Spurgeon rejected any notion which separated the people of God into separate camps, as taught by Darby and dispensational teaching.
In a clear reference to the teaching of Dispensationalists on this point, he clearly rejected this notion in a sermon when he said:
“Distinctions have been drawn by certain exceedingly wise men (measured by their own estimate of themselves), between the people of God who lived before the coming of Christ, and those who lived afterwards. We have even heard it asserted that those who lived before the coming of Christ do not belong to the church of God!
We never know what we shall hear next, and perhaps it is a mercy that these absurdities are revealed at one time, in order that we may be able to endure their stupidity without dying of amazement. Why, every child of God in every place stands on the same footing; the Lord has not some children best beloved, some second-rate offspring, and others whom he hardly cares about.

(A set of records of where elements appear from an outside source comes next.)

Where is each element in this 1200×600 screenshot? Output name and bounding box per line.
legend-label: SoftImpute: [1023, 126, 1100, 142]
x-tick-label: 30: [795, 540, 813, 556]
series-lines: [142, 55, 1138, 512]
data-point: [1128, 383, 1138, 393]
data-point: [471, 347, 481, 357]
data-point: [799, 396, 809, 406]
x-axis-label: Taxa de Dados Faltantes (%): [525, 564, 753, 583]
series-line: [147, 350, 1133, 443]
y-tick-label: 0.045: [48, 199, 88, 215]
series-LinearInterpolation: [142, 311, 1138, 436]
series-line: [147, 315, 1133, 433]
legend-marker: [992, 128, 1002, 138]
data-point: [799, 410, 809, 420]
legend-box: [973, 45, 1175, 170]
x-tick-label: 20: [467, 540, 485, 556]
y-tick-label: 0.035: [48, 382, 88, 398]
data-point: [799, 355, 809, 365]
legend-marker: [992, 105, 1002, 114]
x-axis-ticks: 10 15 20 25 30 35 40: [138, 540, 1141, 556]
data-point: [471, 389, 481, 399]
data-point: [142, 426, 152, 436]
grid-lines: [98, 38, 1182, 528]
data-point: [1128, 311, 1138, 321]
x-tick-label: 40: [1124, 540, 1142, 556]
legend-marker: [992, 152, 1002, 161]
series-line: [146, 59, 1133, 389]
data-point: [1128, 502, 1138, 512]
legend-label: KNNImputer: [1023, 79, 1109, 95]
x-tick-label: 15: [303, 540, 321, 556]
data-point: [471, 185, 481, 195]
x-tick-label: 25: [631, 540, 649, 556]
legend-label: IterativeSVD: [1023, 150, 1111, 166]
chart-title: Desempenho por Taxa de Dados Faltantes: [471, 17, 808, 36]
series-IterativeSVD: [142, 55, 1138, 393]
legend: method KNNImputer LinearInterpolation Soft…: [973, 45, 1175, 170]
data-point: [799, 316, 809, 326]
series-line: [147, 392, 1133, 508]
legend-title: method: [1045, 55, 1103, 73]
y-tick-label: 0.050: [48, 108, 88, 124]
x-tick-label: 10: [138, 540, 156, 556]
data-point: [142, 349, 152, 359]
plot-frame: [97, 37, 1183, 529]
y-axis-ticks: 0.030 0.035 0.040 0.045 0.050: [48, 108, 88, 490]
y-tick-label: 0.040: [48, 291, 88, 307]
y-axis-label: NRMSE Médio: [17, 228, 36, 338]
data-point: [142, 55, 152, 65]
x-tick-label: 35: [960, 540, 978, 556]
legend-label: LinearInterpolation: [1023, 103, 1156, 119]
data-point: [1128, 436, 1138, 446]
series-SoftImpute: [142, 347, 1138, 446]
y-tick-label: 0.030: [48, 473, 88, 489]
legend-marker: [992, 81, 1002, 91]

These who saw Christ’s day before it came, had a great difference as to what they knew, and perhaps in the same measure a difference as to what they enjoyed while on earth meditating upon Christ; but they were all washed in the same blood, all redeemed with the same ransom price, and made members of the same body.
Israel in the covenant of grace is not natural Israel, but all believers in all ages. Before the first advent, all the types and shadows all pointed one way —they pointed to Christ, and to him all the saints looked with hope. Those who lived before Christ were not saved with a different salvation to that which shall come to us. They exercised faith as we must; that faith struggled as ours struggles, and that faith obtained its reward as ours shall” 310
That Spurgeon sees the Church and Israel united “spiritually”, there can be no mistake. The same point is made in a Sword and Trowel article of 1866 entitled, “Jerusalem which is Above.”311
While there are many features relating to dispensationalism on which Spurgeon is either silent or says very little; those features are not central to the issue.312 On the central feature of dispensational premillennialism, Spurgeon does not hold to the distinction of Israel and the Church that would be common to a “classic dispensational” approach.
For Spurgeon the millennial kingdom was the culmination of God’s program for the Church.